After his outrageously naughty behaviour in the original game, so the scenario goes, Jack is arrested and shoved on the first plane to Australia. He bails out en route however, and parachutes into the jungle below. Now you take control of Jack, dodging or fighting the jungle's many dangerous occupants - wild animals, wild natives, wild parents and the like - and indulging in various naughty deeds.

These familiar objectives may make Jack sound like it's simply a tropical reworking of the original Jack, but nothing could be further from the truth. Coconut Capers doesn't have the rashometer, the breakability or the unusual 3D of its predecessor. Instead it has gaps to jump, ropes and ladders to climb, and a whole load of instantly lethal creatures, objects and drops to avoid. It has timing problems with alligators and floating logs, it has vines to swing on, it has rope-bridges and tree-houses in the jungle canopy to leap between. It is - in case the penny still hasn't dropped - a platform game.

It's not just a platform game mind you - there are those naughty deeds to do, and plentiful weapons let you shoot your way through some problems - but it is mostly a matter of judging gaps and getting your timing right. The naughty deeds involve finding useful objects - grease, pineapples or toffee for example - which you can take elsewhere and wreak havoc with. Usually the object is quite some distance from the location you need it in, so without good platform skills you probably wont make it. Of course, you could cover that distance only to find you've got the wrong object: some of the puzzles can be pretty obscure, to say the least, and you can only carry one object at a time.

Objects aren't the only things to pick up in the jungle. There are also dummies, which give you an extra life if you've lost some of the nine you started with; native shields, which give you protection against most forms of death for a limited time; and weapons, notably coconuts which you can throw at jungle nasties. As with the objects used in naughty deeds, you can only carry one weapon at a time.

Other game features like slippery slopes, lava and swamp pools, impassable fires and Indiana Jones-style mine cars all add variety to the proceedings, but the game does have its problems. The nasties are reset every time you leave a screen, even if you only do so momentarily in mid-jump, and Jack's so small he can die repeatedly while hidden from view behind tree-trunks or the like - both of these adding to the considerable frustration any platform game has to offer.
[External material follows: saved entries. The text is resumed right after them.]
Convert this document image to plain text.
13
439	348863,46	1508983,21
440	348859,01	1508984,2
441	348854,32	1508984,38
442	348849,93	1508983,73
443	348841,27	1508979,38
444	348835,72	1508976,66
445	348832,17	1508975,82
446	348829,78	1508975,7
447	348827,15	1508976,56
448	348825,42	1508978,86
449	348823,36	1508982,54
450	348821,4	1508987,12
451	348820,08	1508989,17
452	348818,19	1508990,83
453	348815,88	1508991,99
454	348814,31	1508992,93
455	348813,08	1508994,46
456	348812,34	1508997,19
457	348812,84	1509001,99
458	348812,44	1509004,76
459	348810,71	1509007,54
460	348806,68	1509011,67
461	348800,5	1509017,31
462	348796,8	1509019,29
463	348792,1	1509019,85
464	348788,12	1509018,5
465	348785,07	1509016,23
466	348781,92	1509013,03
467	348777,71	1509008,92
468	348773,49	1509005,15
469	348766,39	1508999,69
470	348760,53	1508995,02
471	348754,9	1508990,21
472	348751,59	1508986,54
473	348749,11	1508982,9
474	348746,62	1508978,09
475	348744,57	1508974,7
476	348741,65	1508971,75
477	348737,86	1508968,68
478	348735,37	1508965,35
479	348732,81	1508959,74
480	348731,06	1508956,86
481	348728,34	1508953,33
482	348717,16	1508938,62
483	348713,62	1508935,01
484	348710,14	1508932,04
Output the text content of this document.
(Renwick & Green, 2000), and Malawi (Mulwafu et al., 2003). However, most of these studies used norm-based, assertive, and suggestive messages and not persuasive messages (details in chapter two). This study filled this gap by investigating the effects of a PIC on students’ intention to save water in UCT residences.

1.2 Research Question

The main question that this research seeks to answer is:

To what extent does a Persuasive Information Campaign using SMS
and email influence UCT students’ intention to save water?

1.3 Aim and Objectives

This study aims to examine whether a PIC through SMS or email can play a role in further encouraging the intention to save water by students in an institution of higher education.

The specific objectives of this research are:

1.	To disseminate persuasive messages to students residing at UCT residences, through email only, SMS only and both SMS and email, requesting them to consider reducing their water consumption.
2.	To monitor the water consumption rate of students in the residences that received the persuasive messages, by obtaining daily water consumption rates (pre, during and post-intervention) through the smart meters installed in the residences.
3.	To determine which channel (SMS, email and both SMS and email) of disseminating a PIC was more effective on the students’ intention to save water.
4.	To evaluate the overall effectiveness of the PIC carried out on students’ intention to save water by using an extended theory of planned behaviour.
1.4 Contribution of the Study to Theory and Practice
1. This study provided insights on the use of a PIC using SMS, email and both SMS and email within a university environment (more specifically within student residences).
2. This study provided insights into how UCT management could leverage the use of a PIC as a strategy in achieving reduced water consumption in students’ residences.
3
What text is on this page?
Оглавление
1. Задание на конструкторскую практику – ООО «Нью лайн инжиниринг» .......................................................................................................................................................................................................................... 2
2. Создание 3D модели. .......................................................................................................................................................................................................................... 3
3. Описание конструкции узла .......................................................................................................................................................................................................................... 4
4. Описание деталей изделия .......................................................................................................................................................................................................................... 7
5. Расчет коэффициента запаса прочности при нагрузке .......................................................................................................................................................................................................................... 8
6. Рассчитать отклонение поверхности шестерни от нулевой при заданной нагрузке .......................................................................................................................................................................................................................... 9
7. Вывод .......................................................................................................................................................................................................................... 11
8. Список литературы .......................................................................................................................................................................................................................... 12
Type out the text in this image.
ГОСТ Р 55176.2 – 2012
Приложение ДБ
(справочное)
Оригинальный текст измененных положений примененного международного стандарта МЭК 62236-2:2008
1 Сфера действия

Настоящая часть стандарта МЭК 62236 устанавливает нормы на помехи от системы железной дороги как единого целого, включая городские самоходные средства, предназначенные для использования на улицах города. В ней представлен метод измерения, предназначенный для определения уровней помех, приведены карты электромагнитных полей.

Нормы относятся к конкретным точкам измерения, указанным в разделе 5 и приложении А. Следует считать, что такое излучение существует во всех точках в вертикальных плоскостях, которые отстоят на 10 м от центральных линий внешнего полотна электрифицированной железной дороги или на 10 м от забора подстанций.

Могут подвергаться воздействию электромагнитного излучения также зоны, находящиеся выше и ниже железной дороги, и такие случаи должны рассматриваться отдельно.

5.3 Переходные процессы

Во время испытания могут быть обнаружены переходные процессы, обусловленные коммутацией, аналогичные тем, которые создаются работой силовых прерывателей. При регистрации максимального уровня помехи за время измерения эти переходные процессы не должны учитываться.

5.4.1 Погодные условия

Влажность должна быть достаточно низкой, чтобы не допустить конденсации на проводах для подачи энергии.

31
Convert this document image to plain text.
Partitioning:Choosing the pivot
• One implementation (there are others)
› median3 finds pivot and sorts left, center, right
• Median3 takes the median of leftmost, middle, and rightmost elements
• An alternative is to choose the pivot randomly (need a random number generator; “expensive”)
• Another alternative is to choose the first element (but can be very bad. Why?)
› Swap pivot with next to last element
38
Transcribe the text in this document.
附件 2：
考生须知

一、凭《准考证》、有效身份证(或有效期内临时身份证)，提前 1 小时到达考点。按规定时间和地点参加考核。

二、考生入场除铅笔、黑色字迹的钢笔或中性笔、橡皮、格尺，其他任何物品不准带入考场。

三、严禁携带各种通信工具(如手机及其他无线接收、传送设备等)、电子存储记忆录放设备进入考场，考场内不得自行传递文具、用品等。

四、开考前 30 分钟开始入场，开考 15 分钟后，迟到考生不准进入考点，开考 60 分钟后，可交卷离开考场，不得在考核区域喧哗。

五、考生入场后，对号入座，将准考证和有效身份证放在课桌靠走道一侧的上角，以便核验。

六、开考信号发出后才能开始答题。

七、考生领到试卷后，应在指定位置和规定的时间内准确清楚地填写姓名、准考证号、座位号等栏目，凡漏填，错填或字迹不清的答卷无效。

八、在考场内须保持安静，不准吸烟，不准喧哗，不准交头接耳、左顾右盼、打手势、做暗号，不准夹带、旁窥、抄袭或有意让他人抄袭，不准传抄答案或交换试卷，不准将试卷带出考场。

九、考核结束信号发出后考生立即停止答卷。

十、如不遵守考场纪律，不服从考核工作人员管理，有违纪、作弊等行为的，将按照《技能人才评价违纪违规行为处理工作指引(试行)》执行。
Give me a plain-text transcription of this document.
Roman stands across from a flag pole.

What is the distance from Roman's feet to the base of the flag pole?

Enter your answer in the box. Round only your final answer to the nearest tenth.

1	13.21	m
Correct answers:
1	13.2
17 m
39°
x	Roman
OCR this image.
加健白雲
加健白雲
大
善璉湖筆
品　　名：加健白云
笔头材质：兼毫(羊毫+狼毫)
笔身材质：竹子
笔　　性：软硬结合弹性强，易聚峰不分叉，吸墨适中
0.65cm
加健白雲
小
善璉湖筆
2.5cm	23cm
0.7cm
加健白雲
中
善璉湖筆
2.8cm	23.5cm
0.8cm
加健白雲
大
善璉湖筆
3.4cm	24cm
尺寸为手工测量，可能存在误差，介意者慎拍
The real problem for most people won't be minor frustrations however, but the fact that Jack II is largely a platform game. There's a huge mapping task to get on with - 192 screens, and no names to identify them by - and those naughty deeds are pretty tricky even when you know what you're supposed to be doing, but the gameplay is dated to say the least. Graphically it's a treat, colour clashes to one side, and the game's little musical jokes - a bit of the Stingray theme tune if you fall in the water, or a snatch of Agadoo when you pick up the pineapple - give it audio appeal too. If it's a dinosaur in gameplay terms it's a slick and very well-presented dinosaur, but you'd be hard put to call it an advance on the original.

Reviewer: Andy Wilton

RELEASE BOX
C64/128, £9.99cs, £14.99dk, Imminent
Spec £7.99cs, Reviewed
Ams, £9.99cs, £14.99dk, Reviewed

Predicted Interest Curve

1 min: 60/100
1 hour: 65/100
1 day: 75/100
1 week: 70/100
1 month: 40/100
1 year: 15/100

Takes time and effort to get into.

5/7
Great cartoony graphics, but some bad clashes.
5/7
Witty snatches of tunes.
4/7
Lots to map.
2/7
Needs perseverance.
709/1000

Banner Text

AMSTRAD VERSION

The CPC Jack II's very well drawn, but the use of four colours rather than sixteen lets it down a bit graphically. Good sound is the only other difference from the Spectrum version.

Screenshot Text

Before: That apeman is just asking for a dunking, but how do you get him off that vine?

After: Tarzan's taken a dip and your naughtyometer's gone up a bit. Easy when you know how!